Ela fez sucesso sem vitória. Ouviu o tilintar das moedas em sua bolsa, que, quase em seguida, escorriam de suas mãos. Parte do dinheiro, aquele que considerava poupar, entregava em casa para o sustento do pai, da mãe, dos irmãos. Apesar das tragédias acontecidas em casa, não abria mão do pai e da mãe e foi assim se fazendo mais deles e dos irmãos, pelos quais também se considerava responsável. Os companheiros, de tempo além da madrugada, eram usuários de álcool, pedra, farinha, como ela. Havia um de olhos verdes enormes com quem ela viveu, por dois ou três meses, em cômodos abandonados. A pele com cicatrizes de punhal. Observava as pessoas com expressão de tigre. Depois de duas ou três conversas, notei que ele se protegia das feridas que algumas palavras lhe causavam. Defendia-se não com as unhas ou as presas, mas com as fugas. O crack era, para ele, um salto à distância. De que exatamente “retirava-se às pressas”, nunca soube.

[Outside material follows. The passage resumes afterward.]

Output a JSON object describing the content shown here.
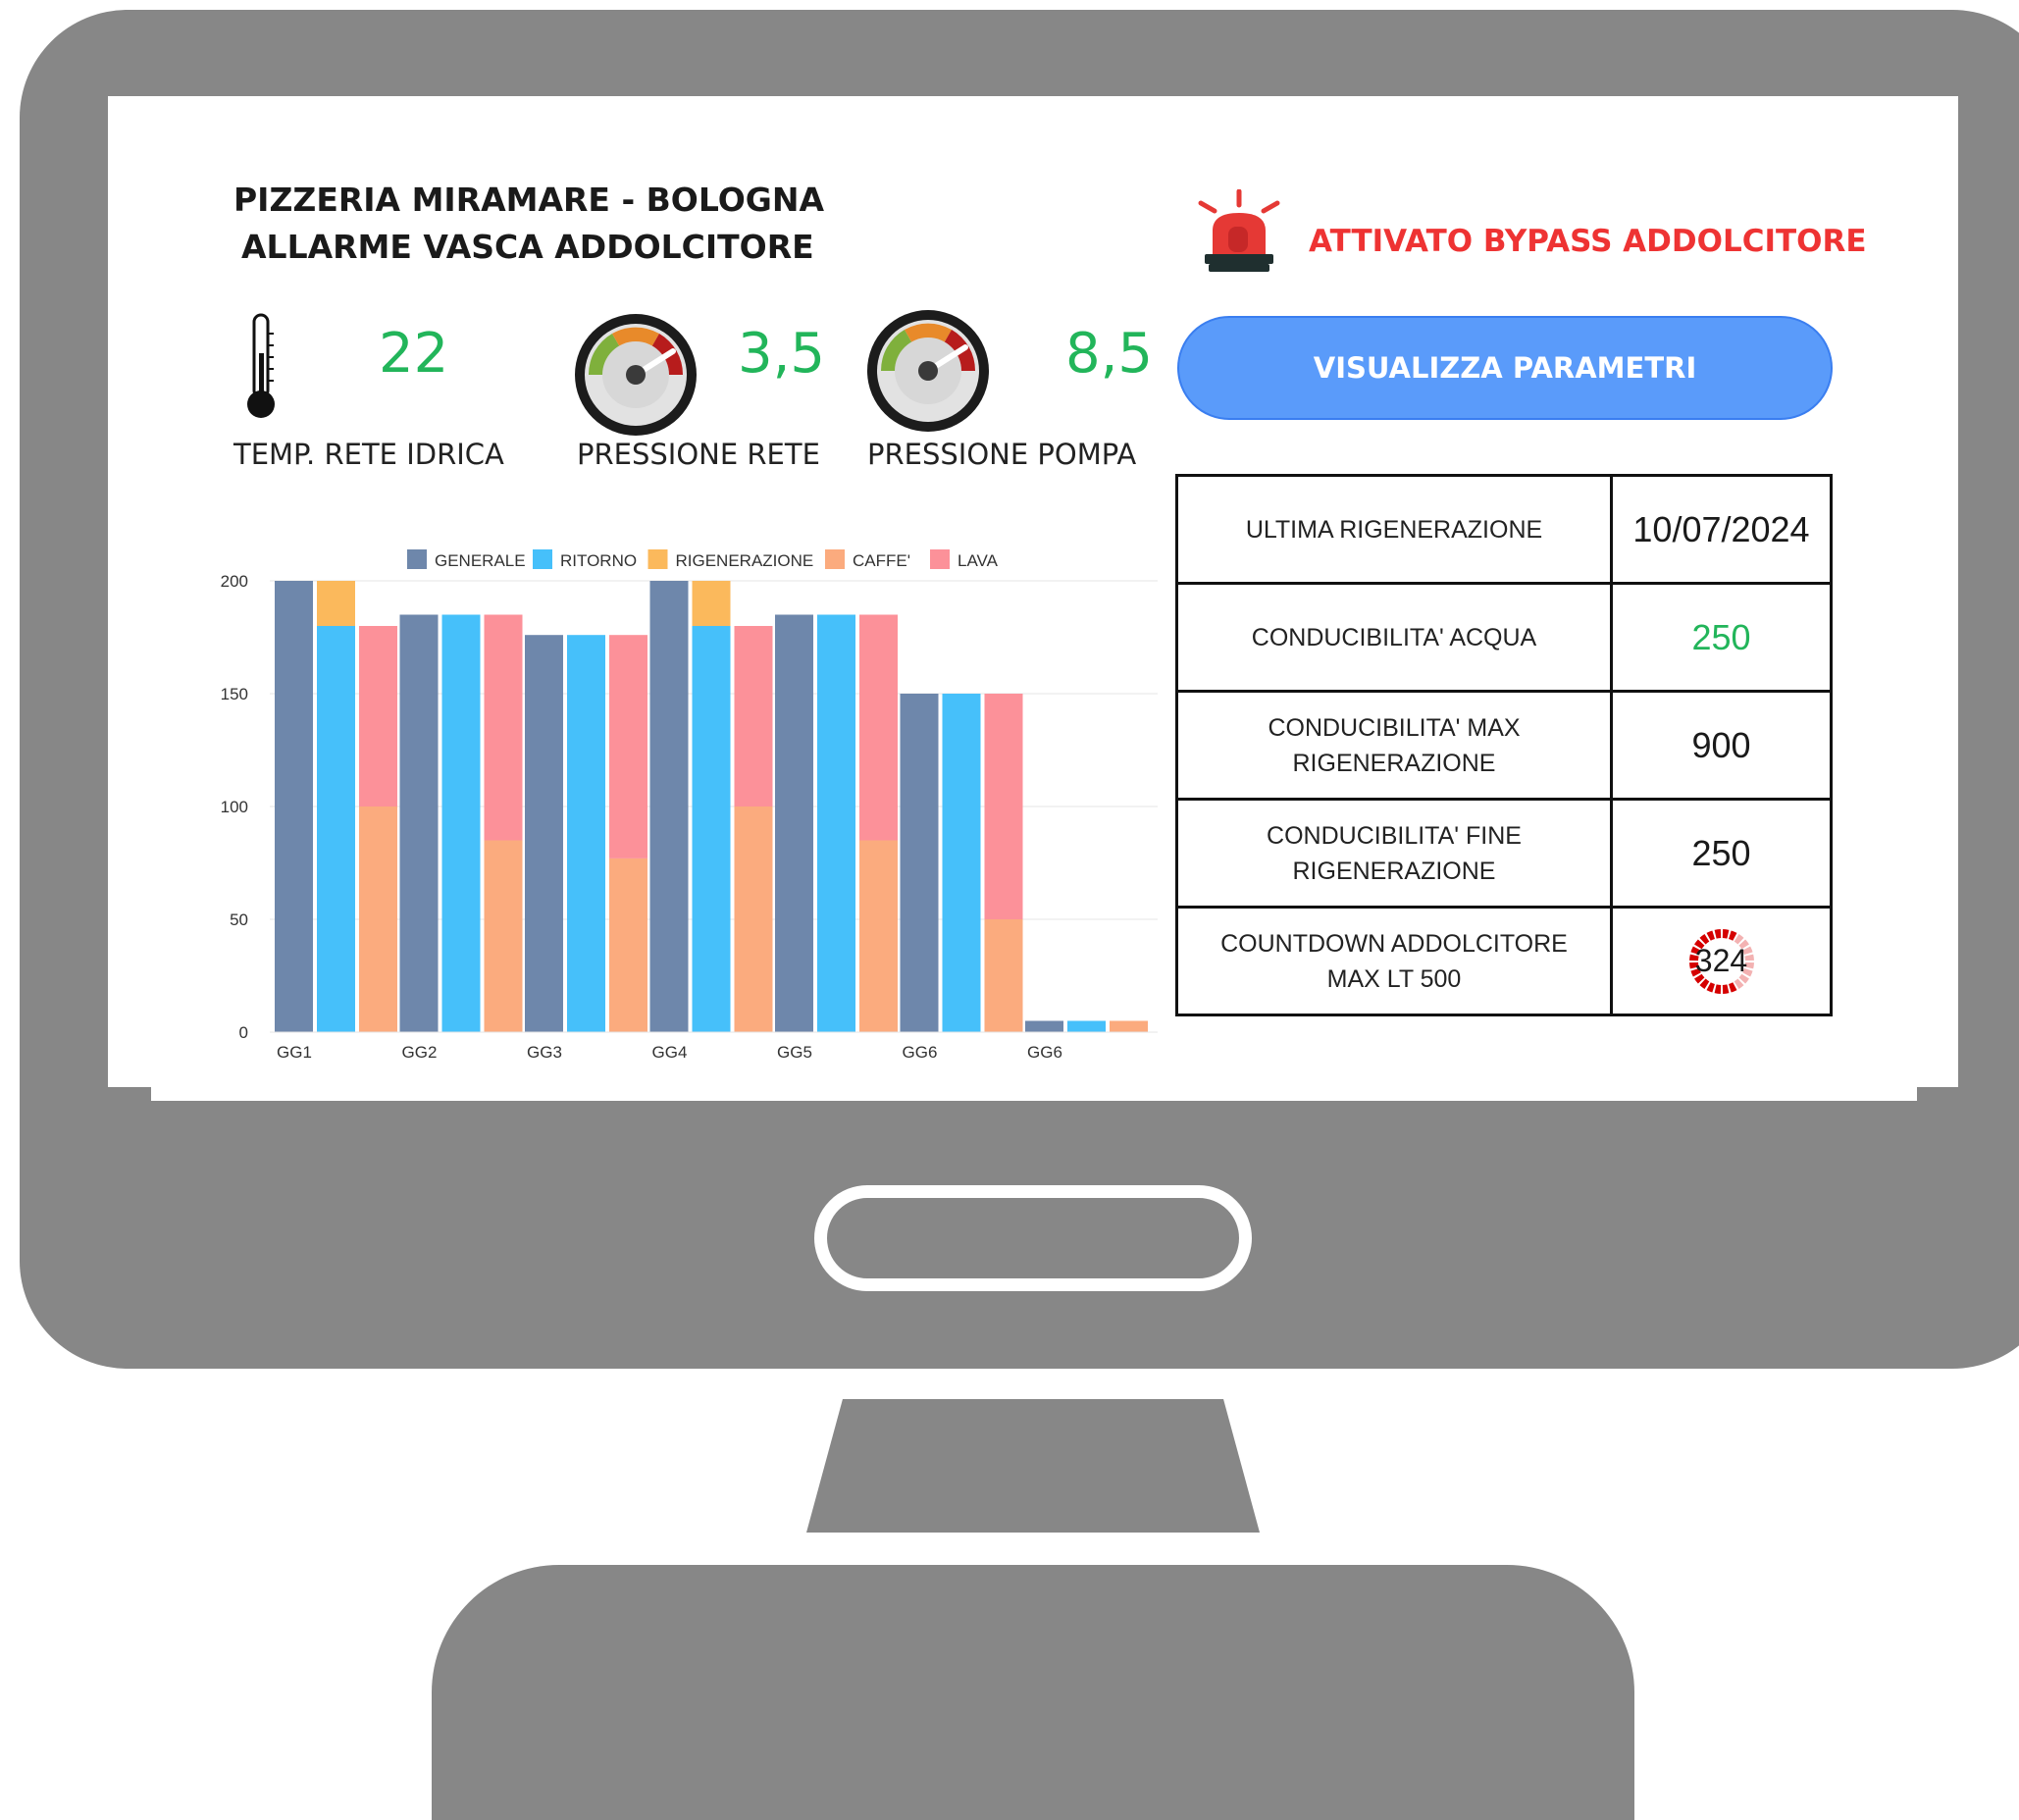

Na época em que se afastava lentamente da prostituição, o pai adoeceu. Difícil para a mãe tratar dele na cama. Contavam com a fraqueza ou a coragem dela. Estabeleceu, como valor, para o seu corpo ressequido: parcelas de um pacote de fraldas geriátricas.

Incomum, pelos machucados, a dedicação dela ao pai. Poderiam identificar como Síndrome de Estocolmo, que se desenvolve a partir das tentativas da vítima de se identificar com o agressor, a princípio como mecanismo de defesa, por medo de violência. O comportamento é considerado um estratagema de sobrevivência. A mente fabrica uma estratégia ilusória para proporcionar afastamento emocional da realidade perigosa e violenta à qual a pessoa está sendo submetida. Não é o caso, ela já não dependia da casa do pai.

Na morte dele, chorou. Creio que a dor de sangue foi a de perder o pai sem ter experimentado a relacionamento de filha.

Nos preparativos do casamento, destaca-se a cor do vestido: preto. Se fosse possível, o tapete e os enfeites do banco seriam negros e violeta. Comentou que o branco seria incoerência. O negro é mistério e dignidade: a pureza recuperada quando escolheu Deus como Construtor para recuperar os seus alicerces em ruínas. O violeta fala de honra, espiritualidade e autoestima.  O preto confere nobreza, distinção e elegância. O preto é a cor da profundidade e permite a autoanálise, a introspecção e absorve os raios de luz.

Quando ela adentrar a Igreja, ao encontro do homem amado, vestida de preto, o véu no rosto, os reflexos de luz que ela assimilou, não desistindo de uma história bonita, acenderão a noite. E é exatamente assim: todas as mulheres, com obstáculos menores ou imensos, são capazes de iluminar a noite.